Urge, quindi, che le nostre autorità intervengano per evitare il peggio. In nome di Dio! Mogherini, Alfano, Pinotti, e anche lei presidente Renzi, smettetela una volta per tutte di ripetere il monotono ritornello del “deve pensarci l’Europa” e fate qualcosa! Lo avete compreso o no che siamo soli a fronteggiare la catastrofe?

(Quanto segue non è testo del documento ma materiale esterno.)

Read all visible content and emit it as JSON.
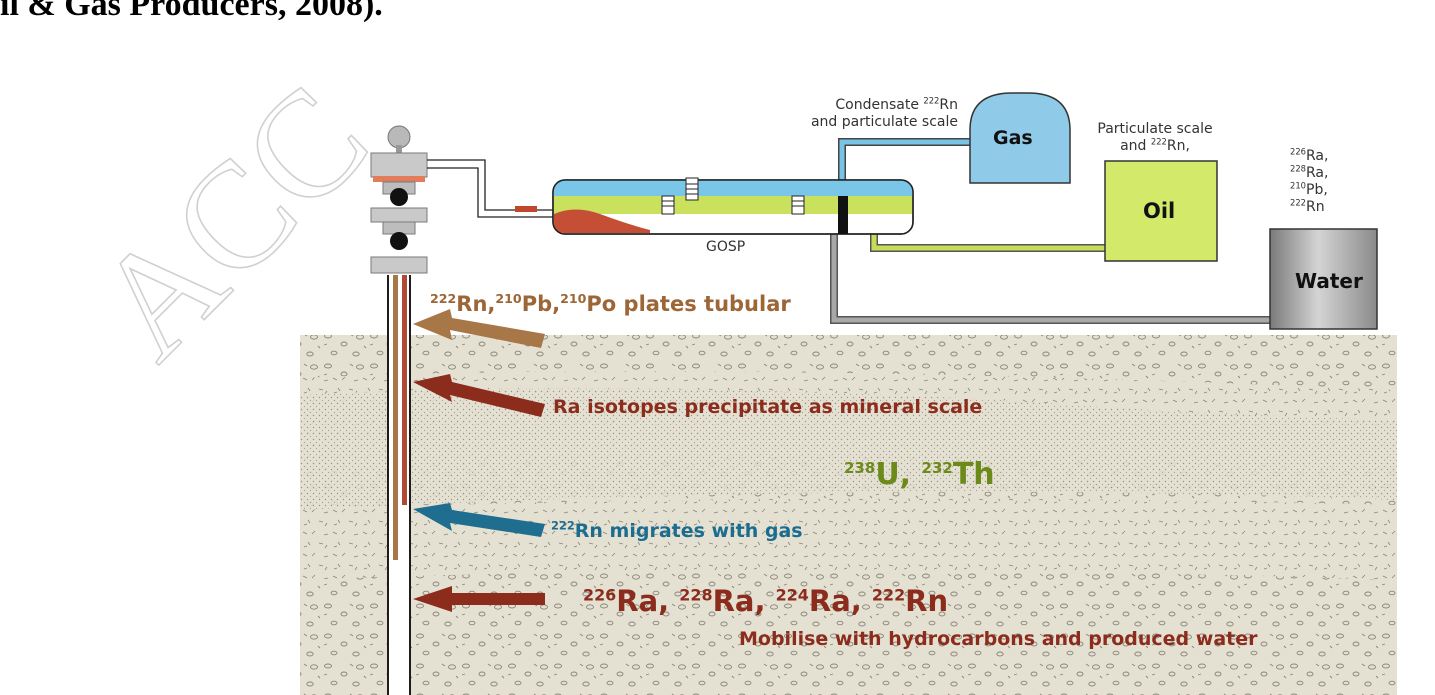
{
  "document": {
    "heading": "il & Gas Producers, 2008)."
  },
  "watermark": {
    "text": "ACC"
  },
  "diagram": {
    "labels": {
      "condensate_line1_pre": "Condensate ",
      "condensate_line1_sup": "222",
      "condensate_line1_post": "Rn",
      "condensate_line2": "and particulate scale",
      "gas": "Gas",
      "particulate_line1": "Particulate scale",
      "particulate_line2_pre": "and ",
      "particulate_line2_sup": "222",
      "particulate_line2_post": "Rn,",
      "oil": "Oil",
      "water": "Water",
      "gosp": "GOSP",
      "water_isotopes": [
        {
          "sup": "226",
          "el": "Ra,"
        },
        {
          "sup": "228",
          "el": "Ra,"
        },
        {
          "sup": "210",
          "el": "Pb,"
        },
        {
          "sup": "222",
          "el": "Rn"
        }
      ]
    },
    "annotations": {
      "tubular": [
        {
          "sup": "222",
          "el": "Rn,"
        },
        {
          "sup": "210",
          "el": "Pb,"
        },
        {
          "sup": "210",
          "el": "Po plates tubular"
        }
      ],
      "ra_scale": "Ra isotopes precipitate as mineral scale",
      "u_th": [
        {
          "sup": "238",
          "el": "U, "
        },
        {
          "sup": "232",
          "el": "Th"
        }
      ],
      "rn_gas_sup": "222",
      "rn_gas_text": "Rn migrates with gas",
      "ra_list": [
        {
          "sup": "226",
          "el": "Ra, "
        },
        {
          "sup": "228",
          "el": "Ra, "
        },
        {
          "sup": "224",
          "el": "Ra, "
        },
        {
          "sup": "222",
          "el": "Rn"
        }
      ],
      "mobilise": "Mobilise with hydrocarbons and produced water"
    },
    "colors": {
      "rock": "#e5e1d2",
      "gas_tank": "#8fcbe8",
      "oil_tank": "#d3e96a",
      "water_tank": "#a9a9a9",
      "arrow_brown": "#a87748",
      "arrow_red": "#8b2c1d",
      "arrow_blue": "#1f6e90",
      "text_green": "#6c8a1a"
    }
  }
}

Nella rinione interministeriale del 20 maggio scorso sulla crisi libica avreste dovuto decidere di interrompere immediatamente l’operazione “Mare Nostrum” e provvedere, chiedendo il sostegno delle forze Nato, a operare il blocco navale delle coste libiche. Non l’avete fatto commettendo un gravissimo errore di valutazione. Tutti i barconi che salpano da quel Paese, infatti, andrebbero intercettati appena fuori le acque territoriali e ricondotti ai punti di partenza. C’è il concreto rischio che l’operazione di liberazione della Libia dal fanatismo religioso e dalla criminalità organizzata si trasformi in un’invasione incontrollata del nostro territorio. Non lo possiamo permettere. La verità è che siamo messi male. Nel pieno di una crisi drammatica dagli esiti imprevedibili, ci troviamo ad affrontare il peggio con un governo debole, composto da dilettanti che non sanno che pesci prendere se non ripetere la solita cantilena ”affronteremo il problema con i nostri partner europei”. Con tutto il rispetto, a noi sembra di ascoltare un disco rotto. E mentre Roma discute, Sagunto brucia.